When my children were young, we would sometimes make a den of the bed, and they would be young foxes. They wanted me to be the mother fox (which of course makes sense), but I very much wanted to be a baby fox too, because the dramatic tension and heart-wrenching anxiety of the baby foxes waiting for their mama to come back to them is so much more interesting than the "mother fox keeps her babies safe and nothing can hurt them" story. Especially when you are stuck being the mother fox.
So the point of that little anecdote is that I was utterly primed to read Scary Stories for Young Foxes, by Christian McKay Heidicker (Henry Holt, July 2019), in which mama foxes fail to protect their babies and no den is safe and warm.
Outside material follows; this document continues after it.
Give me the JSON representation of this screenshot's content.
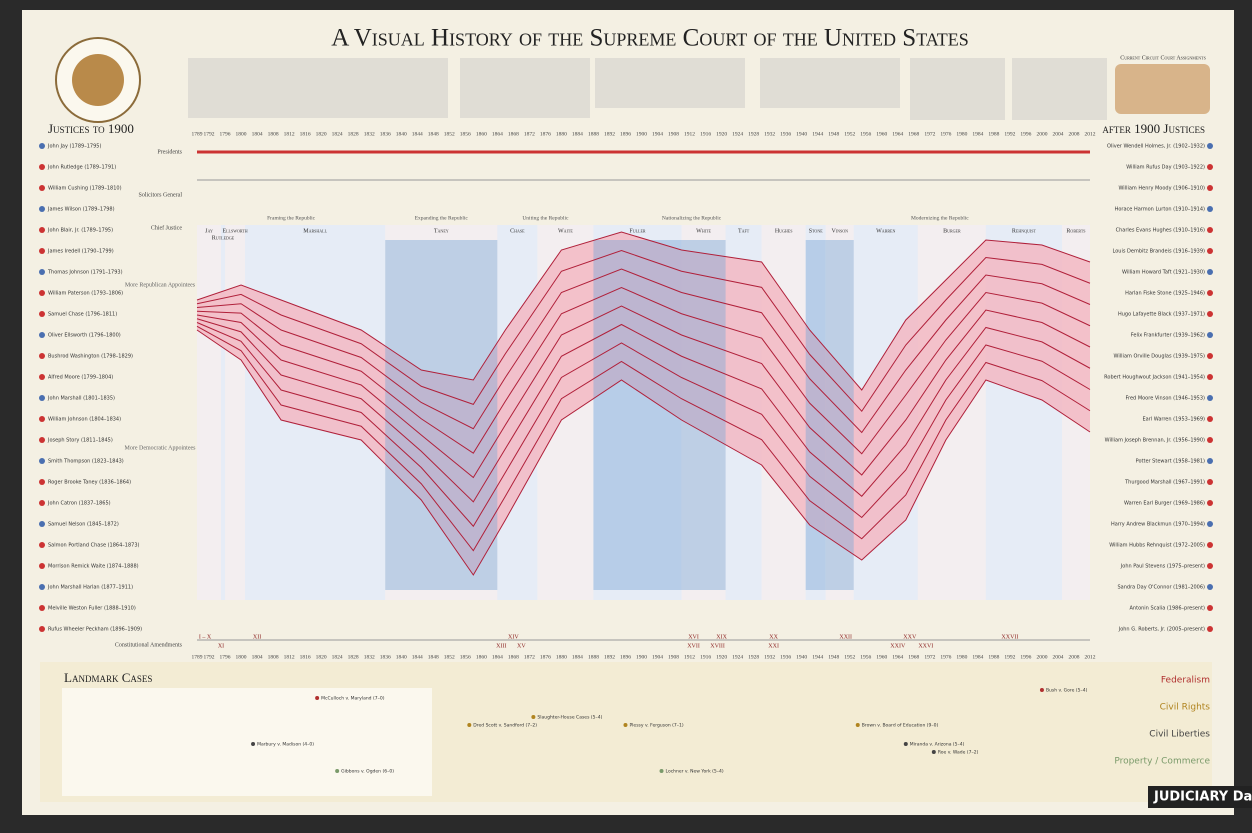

It's a series of terrifying episodes in the lives of two young foxes, framed as stories being told to a litter of young fox kids who came to the storytellers cave looking for thrills...and found them!
Mia was a happy little fox kit with a mother fox who loved her and a wise vixen who was teaching her and her litter mates how to Fox. But when Miss Vix and the other kits become infected with a terrifying sickness. Mia's mom whisks her far away from her home and her siblings, much to her confusion and dismay.
Uly, the second young fox, also had a mother who loved him, but his wasn't a happy childhood. He has only three good legs, and his sisters bully him, and his father wants him dead.
Uly and Mia both find themselves alone, with no mothers to look after them, and lots of horrifying experiences in front of them. There are dangers, both the quotidian dangers of life in the wild, and the particular dangers posed by adversaries. Never, for instance, has Beatrix Potter seemed so utterly monstrous, and Uly's father is utterly terrifing, sort of a cross between the father in The Shinning and the worst abusive father/husband/cult leader you can imagine.
The descriptions, both of the horrible things and the natural world, are incredibly vivid, and beautifully fox-point-of-view. Seeing Mia and Uly forging a relationship of mutual trust and respect is lovely too. Uly has been bullied by his sisters all his life, and his mother was somewhat overprotective, and I liked seeing Mia just matter-of-factly expecting him to do things, like swim and hunt, that he had no idea he was capable of, and him gradually developing more confidence. I was a little fussed by a book having Beatrix Potter, badgers, alligators, and what seemed to be rabies all in the same place, but I got over it.
The book is comprised of episodes in the horrible adventures of Mia and Uly, separated by the framing device of quick peeks at the young kits listening to the stories, but they flow smoothly from one to the next, so the ultimate effect is of a single story (with a mercifully happy ending). And though the things that happen to the young foxes are very scary indeed, they keep surviving them, building up confidence on the reader's part that they will make it through. And so once you make it to then end, there's no feeling of terror anymore, just some residual sadness, and a sense of resliance and life going on (as is found in many nature documentaries...).
So though it's scary, it's middle grade scary, an especially good read for kids in safe dens of their own.